処分作業に対してかかる処分費は、処分するパネルの枚数や依頼する業者によって異なります。業者のうち、再資源化への取り組みを行っている業者であれば、処分費を低額に抑えられる可能性もあるため、業者が取り扱っている業務内容も併せて確認すると良いでしょう。
太陽光パネル以外の廃棄(支柱、架台、パワコン、ケーブル)
太陽光パネル以外の部品である、支柱・架台・パワコン・ケーブルなどは、リサイクルが可能であるため、廃棄費用はほとんどかかりません。リサイクルにより、適切な処理をする必要があります。
トータル料金【30万円~150万円】
上記の費用を合計すると、太陽光パネルの廃棄にかかる費用は、30万円から150万円が相場です。パネルの大きさや設置場所などによって、費用は大きく変わってきますので、廃棄前にしっかりと見積もりを取るようにしましょう。
設置した時から廃棄に向けて積立が重要
上記で紹介したように、太陽光パネルの廃棄にはまとまったお金が必要です。ただ、お金が用意できないと、廃棄することができません。
産業用の太陽光パネルでは、廃棄費用の積み立てが義務付けられています。家庭用では、積立は義務ではありませんが、まとまったお金がかかることは同じです。廃棄することを前提にし、事前に積み立てておくことが大切です。
FIT制度(固定価格買取制度)により、売電収入を得ているのであれば、その収入を廃棄費用として積み立てておくのが確実な方法です。FIT制度の普及により、太陽光発電による買取価格は、制度導入直後よりも大幅に下がっています。ただ、毎月積み立てておけば、廃棄が必要となる段階ではまとまった金額を貯められます。
FIT制度の買取期間は10年間となっており、その後は買取価格が大幅に下がります。蓄電池を設置いただくことで、太陽光発電システムで発電した電気を自宅に蓄えられるため、電気代の大幅な節約や災害対策などに役立てられるのです。
廃棄に伴い、新しい太陽光パネルに買い替えるのであれば、廃棄費用に加えて購入費用も必要です。廃棄費用と購入費用の両方を積み立てておかなくてはいけません。計画を立てて、資金面で困ることのないようにしましょう。
高寿命&高価格なので日頃のメンテナンスを
太陽光発電の法定耐用年数は17年ですが、この年数は設備の寿命を表しているのではありません。設置方法や発電量によっては、一般家庭でも固定資産税の対象となる場合があります。

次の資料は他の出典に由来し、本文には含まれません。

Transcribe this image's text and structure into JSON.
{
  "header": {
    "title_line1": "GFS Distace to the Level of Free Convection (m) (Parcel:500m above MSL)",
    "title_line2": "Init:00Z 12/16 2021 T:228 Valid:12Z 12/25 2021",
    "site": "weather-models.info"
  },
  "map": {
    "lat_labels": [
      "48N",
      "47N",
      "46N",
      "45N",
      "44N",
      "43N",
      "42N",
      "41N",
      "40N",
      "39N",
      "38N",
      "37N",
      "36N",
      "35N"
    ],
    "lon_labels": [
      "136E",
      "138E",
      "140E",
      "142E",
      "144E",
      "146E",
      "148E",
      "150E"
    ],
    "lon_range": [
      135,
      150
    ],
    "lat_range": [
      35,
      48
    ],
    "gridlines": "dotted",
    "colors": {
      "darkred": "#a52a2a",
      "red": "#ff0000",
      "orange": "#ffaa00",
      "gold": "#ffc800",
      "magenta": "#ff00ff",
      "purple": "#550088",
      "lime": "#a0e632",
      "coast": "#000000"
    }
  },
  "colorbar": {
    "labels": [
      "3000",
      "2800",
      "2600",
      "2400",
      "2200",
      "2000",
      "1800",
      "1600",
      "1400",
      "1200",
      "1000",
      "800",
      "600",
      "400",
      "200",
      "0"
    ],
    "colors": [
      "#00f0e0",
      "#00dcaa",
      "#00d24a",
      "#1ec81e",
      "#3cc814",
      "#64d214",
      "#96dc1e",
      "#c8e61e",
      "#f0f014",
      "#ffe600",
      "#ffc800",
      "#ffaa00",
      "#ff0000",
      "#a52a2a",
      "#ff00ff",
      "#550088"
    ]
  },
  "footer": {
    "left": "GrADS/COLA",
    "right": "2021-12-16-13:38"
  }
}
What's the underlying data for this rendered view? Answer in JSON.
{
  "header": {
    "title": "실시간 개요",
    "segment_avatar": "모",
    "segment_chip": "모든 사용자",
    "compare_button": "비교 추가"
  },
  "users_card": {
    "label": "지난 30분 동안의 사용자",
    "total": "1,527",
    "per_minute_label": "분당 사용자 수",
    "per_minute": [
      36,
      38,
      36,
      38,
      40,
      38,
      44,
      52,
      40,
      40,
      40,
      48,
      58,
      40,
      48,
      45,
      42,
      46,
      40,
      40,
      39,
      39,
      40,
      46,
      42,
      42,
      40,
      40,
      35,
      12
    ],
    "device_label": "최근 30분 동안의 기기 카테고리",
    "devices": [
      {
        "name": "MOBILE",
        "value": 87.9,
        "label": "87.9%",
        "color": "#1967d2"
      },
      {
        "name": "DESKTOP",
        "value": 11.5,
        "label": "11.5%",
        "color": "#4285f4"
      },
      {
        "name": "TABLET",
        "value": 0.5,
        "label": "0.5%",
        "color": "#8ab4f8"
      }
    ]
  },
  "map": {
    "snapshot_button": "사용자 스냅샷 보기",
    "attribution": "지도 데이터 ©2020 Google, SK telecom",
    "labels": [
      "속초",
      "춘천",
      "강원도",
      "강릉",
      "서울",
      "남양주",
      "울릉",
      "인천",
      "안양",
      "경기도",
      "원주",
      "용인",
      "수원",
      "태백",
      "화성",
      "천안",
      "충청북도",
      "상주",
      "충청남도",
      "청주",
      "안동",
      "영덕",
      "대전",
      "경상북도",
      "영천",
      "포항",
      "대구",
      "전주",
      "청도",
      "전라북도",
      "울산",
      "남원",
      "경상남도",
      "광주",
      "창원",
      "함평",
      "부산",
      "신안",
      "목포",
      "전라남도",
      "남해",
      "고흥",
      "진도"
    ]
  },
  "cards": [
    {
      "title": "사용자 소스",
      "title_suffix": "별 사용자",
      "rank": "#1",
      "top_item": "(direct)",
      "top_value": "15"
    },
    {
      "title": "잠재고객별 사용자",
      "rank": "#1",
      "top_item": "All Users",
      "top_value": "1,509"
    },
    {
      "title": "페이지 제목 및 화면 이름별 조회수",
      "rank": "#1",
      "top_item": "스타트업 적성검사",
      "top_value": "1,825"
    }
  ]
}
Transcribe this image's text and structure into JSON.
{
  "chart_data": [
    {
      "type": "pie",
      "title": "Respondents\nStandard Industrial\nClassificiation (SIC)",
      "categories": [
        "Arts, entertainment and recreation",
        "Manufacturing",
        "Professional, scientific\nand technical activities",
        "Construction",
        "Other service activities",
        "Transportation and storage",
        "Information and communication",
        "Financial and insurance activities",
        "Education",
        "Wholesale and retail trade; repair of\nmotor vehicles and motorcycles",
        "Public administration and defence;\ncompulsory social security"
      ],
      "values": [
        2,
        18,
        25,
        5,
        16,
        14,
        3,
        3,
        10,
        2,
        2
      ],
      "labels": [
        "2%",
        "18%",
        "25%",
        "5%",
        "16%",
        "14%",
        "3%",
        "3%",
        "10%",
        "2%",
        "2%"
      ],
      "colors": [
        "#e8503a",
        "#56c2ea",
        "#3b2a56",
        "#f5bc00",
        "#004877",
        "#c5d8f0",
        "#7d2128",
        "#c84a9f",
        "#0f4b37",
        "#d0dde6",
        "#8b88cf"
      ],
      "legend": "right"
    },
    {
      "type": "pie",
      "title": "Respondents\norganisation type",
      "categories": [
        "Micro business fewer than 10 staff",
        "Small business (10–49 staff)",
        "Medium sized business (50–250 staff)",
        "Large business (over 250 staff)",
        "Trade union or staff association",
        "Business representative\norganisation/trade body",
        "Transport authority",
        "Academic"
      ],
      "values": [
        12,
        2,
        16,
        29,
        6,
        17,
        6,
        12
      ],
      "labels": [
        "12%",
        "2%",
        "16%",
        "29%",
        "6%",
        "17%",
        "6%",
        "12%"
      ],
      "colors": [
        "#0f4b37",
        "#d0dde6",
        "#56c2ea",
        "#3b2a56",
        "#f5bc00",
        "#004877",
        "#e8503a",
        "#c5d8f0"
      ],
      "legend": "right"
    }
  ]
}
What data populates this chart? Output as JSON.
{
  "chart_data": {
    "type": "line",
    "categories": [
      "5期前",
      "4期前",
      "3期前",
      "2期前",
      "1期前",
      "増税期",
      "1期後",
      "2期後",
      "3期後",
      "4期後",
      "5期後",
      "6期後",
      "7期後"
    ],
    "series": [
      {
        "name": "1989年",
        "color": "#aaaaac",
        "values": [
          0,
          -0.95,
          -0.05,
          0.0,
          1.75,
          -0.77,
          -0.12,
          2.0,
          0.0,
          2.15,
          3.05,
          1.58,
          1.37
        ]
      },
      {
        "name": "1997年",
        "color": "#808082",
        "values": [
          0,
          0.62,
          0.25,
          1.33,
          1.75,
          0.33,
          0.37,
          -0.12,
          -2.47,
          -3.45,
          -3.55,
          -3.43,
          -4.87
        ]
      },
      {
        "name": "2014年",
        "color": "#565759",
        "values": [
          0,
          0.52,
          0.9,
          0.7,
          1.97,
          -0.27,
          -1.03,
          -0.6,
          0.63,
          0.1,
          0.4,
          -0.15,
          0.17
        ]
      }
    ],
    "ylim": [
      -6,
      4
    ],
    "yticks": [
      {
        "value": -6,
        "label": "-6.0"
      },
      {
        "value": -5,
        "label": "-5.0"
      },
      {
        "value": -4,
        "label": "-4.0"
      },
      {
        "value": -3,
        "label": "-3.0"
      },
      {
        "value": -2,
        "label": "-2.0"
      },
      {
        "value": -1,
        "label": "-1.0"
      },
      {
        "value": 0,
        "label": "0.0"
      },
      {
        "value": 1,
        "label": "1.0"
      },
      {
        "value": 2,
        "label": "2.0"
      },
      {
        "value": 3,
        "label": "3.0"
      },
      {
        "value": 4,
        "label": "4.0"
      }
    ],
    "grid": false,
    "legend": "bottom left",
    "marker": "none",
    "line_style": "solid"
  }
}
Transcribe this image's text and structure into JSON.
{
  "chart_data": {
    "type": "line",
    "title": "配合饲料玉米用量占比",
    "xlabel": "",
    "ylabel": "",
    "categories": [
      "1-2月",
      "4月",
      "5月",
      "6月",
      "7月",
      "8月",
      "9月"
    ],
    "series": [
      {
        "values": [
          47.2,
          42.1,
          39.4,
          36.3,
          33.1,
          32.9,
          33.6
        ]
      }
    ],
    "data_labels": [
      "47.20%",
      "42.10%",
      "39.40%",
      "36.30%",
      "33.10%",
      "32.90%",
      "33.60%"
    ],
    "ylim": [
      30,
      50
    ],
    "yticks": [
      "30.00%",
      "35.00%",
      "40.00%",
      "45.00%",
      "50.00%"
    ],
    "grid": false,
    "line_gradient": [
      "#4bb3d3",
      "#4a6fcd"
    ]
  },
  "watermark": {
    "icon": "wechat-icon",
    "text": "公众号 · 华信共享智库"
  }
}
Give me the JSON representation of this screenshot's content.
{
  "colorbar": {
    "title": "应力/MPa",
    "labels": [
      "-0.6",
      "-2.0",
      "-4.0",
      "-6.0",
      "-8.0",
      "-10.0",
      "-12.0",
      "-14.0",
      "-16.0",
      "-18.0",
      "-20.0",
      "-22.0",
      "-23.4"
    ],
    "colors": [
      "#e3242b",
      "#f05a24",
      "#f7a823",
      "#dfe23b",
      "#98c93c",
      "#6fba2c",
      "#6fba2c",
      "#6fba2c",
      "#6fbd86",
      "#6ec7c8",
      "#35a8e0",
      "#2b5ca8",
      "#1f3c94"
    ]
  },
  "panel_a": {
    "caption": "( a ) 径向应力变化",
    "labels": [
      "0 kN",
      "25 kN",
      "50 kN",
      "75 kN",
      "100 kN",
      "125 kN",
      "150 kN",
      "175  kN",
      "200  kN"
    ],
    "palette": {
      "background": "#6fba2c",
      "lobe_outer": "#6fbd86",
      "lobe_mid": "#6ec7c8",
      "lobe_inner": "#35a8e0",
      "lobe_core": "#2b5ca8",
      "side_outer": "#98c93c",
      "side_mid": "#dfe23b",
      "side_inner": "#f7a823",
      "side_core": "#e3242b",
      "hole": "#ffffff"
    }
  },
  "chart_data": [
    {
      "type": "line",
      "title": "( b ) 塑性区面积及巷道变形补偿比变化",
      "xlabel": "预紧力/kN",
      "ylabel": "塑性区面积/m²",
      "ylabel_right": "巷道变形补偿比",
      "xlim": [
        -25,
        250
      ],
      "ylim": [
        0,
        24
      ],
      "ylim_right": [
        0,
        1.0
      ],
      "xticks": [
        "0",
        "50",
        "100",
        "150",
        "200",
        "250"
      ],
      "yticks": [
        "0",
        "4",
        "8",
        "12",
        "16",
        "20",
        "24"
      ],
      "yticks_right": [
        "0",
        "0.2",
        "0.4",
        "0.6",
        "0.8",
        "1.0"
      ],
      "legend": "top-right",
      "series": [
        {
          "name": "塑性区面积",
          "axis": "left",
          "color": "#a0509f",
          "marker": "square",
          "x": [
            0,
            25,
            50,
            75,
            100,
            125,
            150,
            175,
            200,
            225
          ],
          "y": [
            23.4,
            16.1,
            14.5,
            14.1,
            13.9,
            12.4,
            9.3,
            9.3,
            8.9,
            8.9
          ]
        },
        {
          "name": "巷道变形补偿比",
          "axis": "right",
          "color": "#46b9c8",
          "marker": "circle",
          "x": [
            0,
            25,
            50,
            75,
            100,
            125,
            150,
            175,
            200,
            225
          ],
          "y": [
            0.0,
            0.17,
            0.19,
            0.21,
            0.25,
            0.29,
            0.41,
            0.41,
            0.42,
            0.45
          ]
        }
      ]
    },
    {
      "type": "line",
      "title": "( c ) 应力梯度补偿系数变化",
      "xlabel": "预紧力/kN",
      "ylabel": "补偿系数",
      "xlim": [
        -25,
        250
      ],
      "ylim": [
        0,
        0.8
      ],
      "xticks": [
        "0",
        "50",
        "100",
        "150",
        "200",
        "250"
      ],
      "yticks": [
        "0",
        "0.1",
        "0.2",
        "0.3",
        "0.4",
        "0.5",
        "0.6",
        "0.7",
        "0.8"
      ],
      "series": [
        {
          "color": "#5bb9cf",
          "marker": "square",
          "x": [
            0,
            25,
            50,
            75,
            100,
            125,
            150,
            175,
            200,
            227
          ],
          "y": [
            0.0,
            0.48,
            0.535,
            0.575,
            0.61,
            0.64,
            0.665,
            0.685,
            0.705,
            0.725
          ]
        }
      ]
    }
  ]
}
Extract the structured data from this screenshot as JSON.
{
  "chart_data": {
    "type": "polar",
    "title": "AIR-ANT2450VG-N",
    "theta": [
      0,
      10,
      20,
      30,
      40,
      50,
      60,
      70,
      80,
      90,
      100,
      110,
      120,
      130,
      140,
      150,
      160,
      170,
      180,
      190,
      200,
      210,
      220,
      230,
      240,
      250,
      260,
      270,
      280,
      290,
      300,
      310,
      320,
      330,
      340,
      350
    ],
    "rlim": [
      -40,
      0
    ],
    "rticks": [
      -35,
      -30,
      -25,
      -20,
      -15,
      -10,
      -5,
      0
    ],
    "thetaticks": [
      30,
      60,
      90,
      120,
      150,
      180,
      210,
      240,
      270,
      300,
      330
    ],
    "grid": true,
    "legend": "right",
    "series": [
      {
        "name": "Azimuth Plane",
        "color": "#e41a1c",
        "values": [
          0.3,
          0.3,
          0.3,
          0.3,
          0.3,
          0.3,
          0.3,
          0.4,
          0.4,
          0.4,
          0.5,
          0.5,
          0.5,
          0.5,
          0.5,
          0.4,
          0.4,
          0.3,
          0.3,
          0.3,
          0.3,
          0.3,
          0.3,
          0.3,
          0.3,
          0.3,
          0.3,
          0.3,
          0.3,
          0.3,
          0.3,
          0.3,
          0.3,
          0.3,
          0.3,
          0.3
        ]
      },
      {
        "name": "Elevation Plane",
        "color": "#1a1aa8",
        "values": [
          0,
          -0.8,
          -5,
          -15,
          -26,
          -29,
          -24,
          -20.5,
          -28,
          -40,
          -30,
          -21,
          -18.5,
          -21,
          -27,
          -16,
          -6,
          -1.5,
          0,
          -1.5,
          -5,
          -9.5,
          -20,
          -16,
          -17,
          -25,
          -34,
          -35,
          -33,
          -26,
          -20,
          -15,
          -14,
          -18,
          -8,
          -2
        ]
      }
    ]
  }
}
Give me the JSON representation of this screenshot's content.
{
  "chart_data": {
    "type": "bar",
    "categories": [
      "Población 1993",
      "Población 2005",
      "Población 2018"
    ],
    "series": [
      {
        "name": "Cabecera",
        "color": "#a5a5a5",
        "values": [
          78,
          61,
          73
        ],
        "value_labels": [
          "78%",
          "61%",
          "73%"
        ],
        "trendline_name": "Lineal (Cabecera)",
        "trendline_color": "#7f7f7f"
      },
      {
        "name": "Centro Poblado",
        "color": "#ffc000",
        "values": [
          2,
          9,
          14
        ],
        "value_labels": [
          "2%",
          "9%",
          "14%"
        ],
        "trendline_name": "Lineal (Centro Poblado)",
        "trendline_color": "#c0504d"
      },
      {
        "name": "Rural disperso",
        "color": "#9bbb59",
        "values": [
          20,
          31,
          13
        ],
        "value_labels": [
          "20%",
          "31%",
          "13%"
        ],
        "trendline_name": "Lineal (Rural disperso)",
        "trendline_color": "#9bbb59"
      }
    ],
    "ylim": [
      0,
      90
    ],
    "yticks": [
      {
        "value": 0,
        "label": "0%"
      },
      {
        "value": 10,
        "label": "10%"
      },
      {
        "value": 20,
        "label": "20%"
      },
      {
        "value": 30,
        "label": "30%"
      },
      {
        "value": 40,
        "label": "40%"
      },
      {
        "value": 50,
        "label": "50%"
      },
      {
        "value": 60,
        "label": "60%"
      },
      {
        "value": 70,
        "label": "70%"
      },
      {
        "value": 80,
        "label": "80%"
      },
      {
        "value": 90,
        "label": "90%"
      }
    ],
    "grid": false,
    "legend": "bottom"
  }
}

一般的な太陽光パネルの寿命は20年程度だと言われています。メンテナンスをしっかり行えば、30年以上使えることから、長期間にわたって太陽光パネルの機能を維持し、太陽光発電を行なうことができるのです。
太陽光パネルの寿命をできるだけ長くするには、日頃のメンテナンスが必要です。屋根の上に設置されている太陽光パネルは、ユーザーが自分自身で目にすることは難しいものです。経年劣化が起きていたとしても、確認は難しく、専門業者による定期的なメンテナンスが求められます。
太陽光パネルは、寿命は長いものの、経年劣化による性能の低下は避けられません。経年劣化により発電効率が下がり、発電量が減るとされています。経年劣化が起こるのには、主に以下の原因が考えられます。
- ホットスポット(パネルのひび割れや電気回路の不備などにより、パネルに熱が生じる)
- 層間剥離(パネルを構成する樹脂の劣化により、空気や水分が入り込み剥離が起こる)
早い段階で、上記の症状に対策を取るには、定期的なメンテナンスが欠かせません。症状が重い場合は、発電量の減少に加え火災を引き起こすリスクも高まります。
太陽光パネルは、廃棄する時だけでなく購入時にもまとまったお金が必要です。メンテナンスや点検を適切に行なっていると、廃棄せずに買い替えの方向で検討できます。メンテナンスと資金面での両面でしっかりとした計画を立てて、対策をとるようにしましょう。